If you could explain why someone made that suggestion to you, then we can better answer your questions. Normally such an investment would be considered a very high risk gamble that is only certain to make money for the broker but not for you.
posted by Dansaman at 3:56 PM on February 27, 2013


such an investment would be considered a very high risk gamble that is only certain to make money for the broker but not for you

This is bullshit. Diversification across asset classes and currencies is perfectly acceptable and normal practice.

Go through a broker, all the online ones will let you buy another currency, and then you will simply have >1 cash balances in your account, accruing interest at the different levels.
posted by H. Roark at 4:10 PM on February 27, 2013


This is bullshit. Diversification across asset classes and currencies is perfectly acceptable and normal practice.

Big difference between investing across currencies and investing in currencies.
posted by Jairus at 4:14 PM on February 27, 2013 [2 favorites]


Who suggested it? How small is 'small'? At very small amounts, you'll lose anything you make in fees anyway. What other investments do you have and who manages them?
posted by jacalata at 5:34 PM on February 27, 2013


There are multiple ways to trade FX but if you have an existing brokerage account, one of the easiest is to use ETFs linked to the currencies; The most liquid have ticker symbols that start with FX and then a third letter based on the currency in question FXE is the Euro, FXY is the Yen, etc. You can buy and sell these just like stocks. These "stocks" are not the best way to invest in FX but they are the easiest. The best way in terms of fees is usually a specialist FX brokerage where you will trade the FX directly; you can also do FX directly with most standard brokerage accounts but be careful to check the fee structure. Depending on your balance, they can add in a lot of fees.

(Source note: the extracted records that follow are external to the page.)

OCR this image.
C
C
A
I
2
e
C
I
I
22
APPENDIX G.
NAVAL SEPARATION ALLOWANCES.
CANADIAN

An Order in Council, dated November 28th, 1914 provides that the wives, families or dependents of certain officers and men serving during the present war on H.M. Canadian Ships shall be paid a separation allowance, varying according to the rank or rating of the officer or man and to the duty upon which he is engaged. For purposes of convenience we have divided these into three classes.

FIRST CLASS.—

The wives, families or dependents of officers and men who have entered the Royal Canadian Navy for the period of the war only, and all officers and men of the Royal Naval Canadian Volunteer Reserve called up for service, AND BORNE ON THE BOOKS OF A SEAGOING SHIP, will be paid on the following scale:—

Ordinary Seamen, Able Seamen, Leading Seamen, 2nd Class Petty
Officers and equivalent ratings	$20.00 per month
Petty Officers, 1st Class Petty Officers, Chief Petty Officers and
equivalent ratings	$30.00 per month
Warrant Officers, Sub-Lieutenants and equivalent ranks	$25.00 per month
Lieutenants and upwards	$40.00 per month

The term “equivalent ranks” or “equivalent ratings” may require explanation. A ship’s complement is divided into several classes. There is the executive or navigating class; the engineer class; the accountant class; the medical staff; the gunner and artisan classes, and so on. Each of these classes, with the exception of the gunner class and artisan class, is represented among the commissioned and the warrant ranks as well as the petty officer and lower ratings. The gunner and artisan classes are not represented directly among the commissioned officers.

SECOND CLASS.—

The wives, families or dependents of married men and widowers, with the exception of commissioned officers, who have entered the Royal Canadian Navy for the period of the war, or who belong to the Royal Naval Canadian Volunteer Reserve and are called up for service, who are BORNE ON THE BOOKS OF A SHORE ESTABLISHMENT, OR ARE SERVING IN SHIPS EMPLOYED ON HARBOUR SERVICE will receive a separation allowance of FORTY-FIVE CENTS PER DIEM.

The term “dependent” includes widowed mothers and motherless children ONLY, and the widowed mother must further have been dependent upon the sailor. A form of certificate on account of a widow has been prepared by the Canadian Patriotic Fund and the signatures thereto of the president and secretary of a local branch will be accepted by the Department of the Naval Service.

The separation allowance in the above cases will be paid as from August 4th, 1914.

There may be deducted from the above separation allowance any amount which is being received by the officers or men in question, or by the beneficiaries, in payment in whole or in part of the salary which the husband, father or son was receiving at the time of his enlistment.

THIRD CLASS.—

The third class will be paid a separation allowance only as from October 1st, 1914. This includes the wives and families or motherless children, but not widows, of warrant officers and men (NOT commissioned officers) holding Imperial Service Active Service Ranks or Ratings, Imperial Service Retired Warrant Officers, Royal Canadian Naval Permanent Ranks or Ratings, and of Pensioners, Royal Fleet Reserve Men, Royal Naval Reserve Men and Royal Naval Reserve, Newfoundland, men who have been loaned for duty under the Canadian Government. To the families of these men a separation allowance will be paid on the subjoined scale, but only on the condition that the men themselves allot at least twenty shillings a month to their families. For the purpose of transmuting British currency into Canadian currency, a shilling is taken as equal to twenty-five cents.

If you don't have an existing stock trading account you may want to consider looking at equity exposure (including foreign currency denominated equities) before jumping straight into FX, which is a pretty volatile and hard-to-value asset class.
posted by limagringo at 5:37 PM on February 27, 2013


Everbank will also sell you certificates of deposit denominated in foreign currencies and mixtures of foreign currencies.
posted by procrastination at 5:58 PM on February 27, 2013


Diversification across asset classes and currencies is perfectly acceptable and normal practice.

This is totally true, but it's not clear from the post that this is being used as a portfolio diversifier and sounds more like a speculative bet on currency by someone who doesn't fully understand it.

I suppose you could quite simply take your dollars to a bank (or something similar) and buy a bunch of yen (or whatever) and then buy your USD back later, but you're still going to pay currency conversion fees and/or lose money on the spread. I wouldn't necessarily do anything more complex than that unless you have a stronger understanding of what you're investing in and how the investment is structured. FX markets can be complex, mind bending and volatile, so I would approach this with caution and if you're only wagering a small amount of money, I can't imagine any gain would be worth the risk (or brokerage fees you'll pay). There are better, less complex and less risky ways to make indirect bets on a certain currency if you feel particularly strongly about one.
posted by young sister beacon at 9:10 PM on February 27, 2013


xe.com has a decent-looking beginner's guide to Forex trading. I've found them good for straightforward currency transfers (of the "take these dollars from my US account and put some pounds in my UK account" variety) but have never tried Forex trading as an investment.